Because the biologic focus is currently so strong, depression has come to be viewed as a disease instead of a response to problems of the human condition. According to Barbour, the biology of depression is the resultnot the causeof feeling depressed. Genetic factors in major depression act not by initiating, but by accentuating intensity of the depressive response. Tricyclic antidepressants are not particularly specific: their effects occur at both ends of the anxiety-depression spectrum. Of little use in mild depression, they are often effective for reversing the biologic dysfunction of more advanced depression. In situations where antidepressants are not effective or are refused, physicians must contribute more time, energy, and personal commitment than most are willing to give. Sufficient time does exist, given the large amounts of time typically ultimately spent prescribing for symptoms one at a time instead of exploring central issues. (This phenomenon is easily observed from patient records.)

Barbour points out that in personal illness, outcome is determined by the physician's concept of care, i.e., whether care is limited to "ruling out" a particular condition or whether it expresses a more general concern for clinical judgment, helping, and healing. Unfortunately, efforts to understand the patient as a person are most often relegated to psychiatry, a field which itself seems to have abdicated that goal. This problem is compounded by patients who do not consider personal growth to be their responsibility.

Ultimately, how illness is explained to a patient is a pivotal issue determining subsequent events. In psychosomatic illness, it is always helpful to explain that the illness is a common response to distress and that the illness fortunately does not result from disease. Naming the illness is critical; an illness without a named diagnosis will not attract an adequate response from the patient. A useful explanation that the severity of stress-induced illness is often greater in irritable bowel syndrome than in cancer, that the pain of fibromyalgia typically is worse than in rheumatoid arthritis. Saying only that "nothing was found so it must be stress-related" is the mark of the therapeutically destitute and is doomed to failure because it fails to fully acknowledge that something is wrong. The crowning achievement for any clinician is to make the correct diagnosis and, with the patient, to reach an understanding of the underlying problem.

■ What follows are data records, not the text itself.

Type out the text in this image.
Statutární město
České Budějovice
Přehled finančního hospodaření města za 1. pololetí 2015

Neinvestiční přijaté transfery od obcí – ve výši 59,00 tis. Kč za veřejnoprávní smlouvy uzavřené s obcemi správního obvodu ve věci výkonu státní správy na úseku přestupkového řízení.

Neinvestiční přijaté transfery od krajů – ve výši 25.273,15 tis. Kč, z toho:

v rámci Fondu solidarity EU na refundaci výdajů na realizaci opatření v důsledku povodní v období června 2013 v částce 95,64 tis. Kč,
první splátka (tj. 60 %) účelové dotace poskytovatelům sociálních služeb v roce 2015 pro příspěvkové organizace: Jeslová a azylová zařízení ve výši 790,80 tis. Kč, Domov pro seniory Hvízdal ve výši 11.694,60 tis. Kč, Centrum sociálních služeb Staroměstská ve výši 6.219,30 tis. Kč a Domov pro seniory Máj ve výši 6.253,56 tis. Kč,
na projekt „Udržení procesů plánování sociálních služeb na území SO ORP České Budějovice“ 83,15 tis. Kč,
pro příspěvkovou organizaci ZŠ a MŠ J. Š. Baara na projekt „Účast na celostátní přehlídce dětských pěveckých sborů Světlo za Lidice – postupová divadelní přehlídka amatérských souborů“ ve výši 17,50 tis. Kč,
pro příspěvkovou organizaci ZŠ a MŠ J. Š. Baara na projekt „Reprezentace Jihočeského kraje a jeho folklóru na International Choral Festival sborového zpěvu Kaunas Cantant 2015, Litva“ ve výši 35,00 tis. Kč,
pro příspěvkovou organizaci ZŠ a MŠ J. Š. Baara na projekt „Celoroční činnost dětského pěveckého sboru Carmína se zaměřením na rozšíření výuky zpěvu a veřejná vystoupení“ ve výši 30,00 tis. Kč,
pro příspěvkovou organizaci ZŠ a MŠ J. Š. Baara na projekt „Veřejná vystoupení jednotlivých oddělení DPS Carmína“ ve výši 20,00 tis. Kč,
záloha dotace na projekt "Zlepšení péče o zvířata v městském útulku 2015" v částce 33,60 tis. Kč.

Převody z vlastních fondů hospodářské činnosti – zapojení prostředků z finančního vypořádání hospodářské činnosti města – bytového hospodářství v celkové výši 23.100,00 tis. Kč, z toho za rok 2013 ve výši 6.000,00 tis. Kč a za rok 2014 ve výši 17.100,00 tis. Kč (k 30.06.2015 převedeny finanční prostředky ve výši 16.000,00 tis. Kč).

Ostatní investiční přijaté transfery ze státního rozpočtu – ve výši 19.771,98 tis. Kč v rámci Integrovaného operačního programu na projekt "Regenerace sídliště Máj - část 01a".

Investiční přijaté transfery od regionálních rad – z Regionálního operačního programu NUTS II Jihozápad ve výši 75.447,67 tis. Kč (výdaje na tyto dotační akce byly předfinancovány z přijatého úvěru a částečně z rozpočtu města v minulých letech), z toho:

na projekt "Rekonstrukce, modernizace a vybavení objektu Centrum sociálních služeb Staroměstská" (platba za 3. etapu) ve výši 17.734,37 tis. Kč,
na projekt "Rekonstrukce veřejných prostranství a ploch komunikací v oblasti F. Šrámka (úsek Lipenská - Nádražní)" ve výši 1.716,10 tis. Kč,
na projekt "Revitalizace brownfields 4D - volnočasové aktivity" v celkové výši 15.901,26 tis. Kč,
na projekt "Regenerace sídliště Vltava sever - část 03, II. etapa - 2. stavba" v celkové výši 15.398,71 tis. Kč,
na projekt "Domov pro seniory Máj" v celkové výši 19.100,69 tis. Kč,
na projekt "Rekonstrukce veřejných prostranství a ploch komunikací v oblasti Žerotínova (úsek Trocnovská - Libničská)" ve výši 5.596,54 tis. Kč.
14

In selecting and abstracting some of Allen Barbour's words and ideas, I hope that I have done justice to "Caring For Patients." The entire book is highly readable, eruditely written, and meticulously referenced. This uncommon triad of qualities, combined with the author's extensive clinical experience, creates a work of great merit such as comes along once in a decade or longer. Although Dr. Barbour died just before its publication, his book carries the contemporary banner for ideas developed by George Engel, Richard Magraw, Michael Balint, and Walter Alvarez in their important, earlier books about the nature of a physician's work. Review by Vincent J. Felitti, M.D.